Il faut être honnête — c'est la moindre des choses qu'on puisse faire — ce nouvel album de
Grails n'apporte pas grand-chose par rapport aux précédents. C'est un bon disque. Oui, c'est sûr. C'est un disque largement supérieur à la moyenne. Oui, aussi. Mais, bon, on ne va pas en faire tout un plat. Depuis son tournant psychédélique,
Grails nous a habitués à ce genre de disque. Ici, ce qu'il manque, c'est un peu de nouveauté. Il manque quelque chose qui différencie
Take refuge in clean living. Quelque chose qui le marque du sceau de sa singularité.
Or, ici, rien de nouveau. Simplement une musique déjà entendue, pas tant une reproduction de ce qui a déjà été fait, qu'un développement, toujours dans le même sens. Ce sens, ça s'entend clairement, vaut en lui-même. Il y a des idées, il y a un travail sur la nuance, une manière de se rapporter à une origine musicale, au rock psychédélique des années 1970, une manière de faire éclater les morceaux, d'en rajouter encore et encore, d'ajouter des couches, et d'envahir l'espace sonore sur un mode rythmique après de longues plages presque vides, éthérées, subtiles. Mais, ce sens, par ailleurs, mériterait d'aller voir ailleurs.
Disons qu'il faudrait à
Grails une nouvelle rupture, comme celle qui avait marqué le destin du groupe entre
Redlight (2004) et
Interpretations of three psychedelic songs from around the world (2005).

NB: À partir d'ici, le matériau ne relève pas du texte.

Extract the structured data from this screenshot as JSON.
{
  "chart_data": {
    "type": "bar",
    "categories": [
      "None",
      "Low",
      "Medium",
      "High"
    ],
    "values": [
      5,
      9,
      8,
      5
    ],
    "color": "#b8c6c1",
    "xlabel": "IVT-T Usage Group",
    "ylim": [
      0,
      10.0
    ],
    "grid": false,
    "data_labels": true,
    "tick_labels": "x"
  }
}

Un nouveau tournant. Ce n'est pas un conseil — on se gardera toujours de donner des conseils aux musiciens qui, de toute façon, font ce qu'ils veulent et, de toute façon, ont bien raison. C'est, plus modestement, une remarque d'auditeur qui, s'il prend du plaisir à l'écoute de ce
Take refuge in clean living, ne ressent plus vraiment ce frisson qui l'a parcouru quand il a entendu le groupe au
festival Rhâââ Lovely en 2006, percevant à ce moment à quel point le groupe avait changé et à quel point ce qu'il proposait avait valeur d'inouï. Aujourd'hui, cette valeur-là semble avoir perdu de sa richesse (et les ajouts de synthétiseurs à la
Pink Floyd et de clavecins très sixties n'y feront rien). Non pas tant en elle-même que rapportée à ce qu'elle rappelle inévitablement.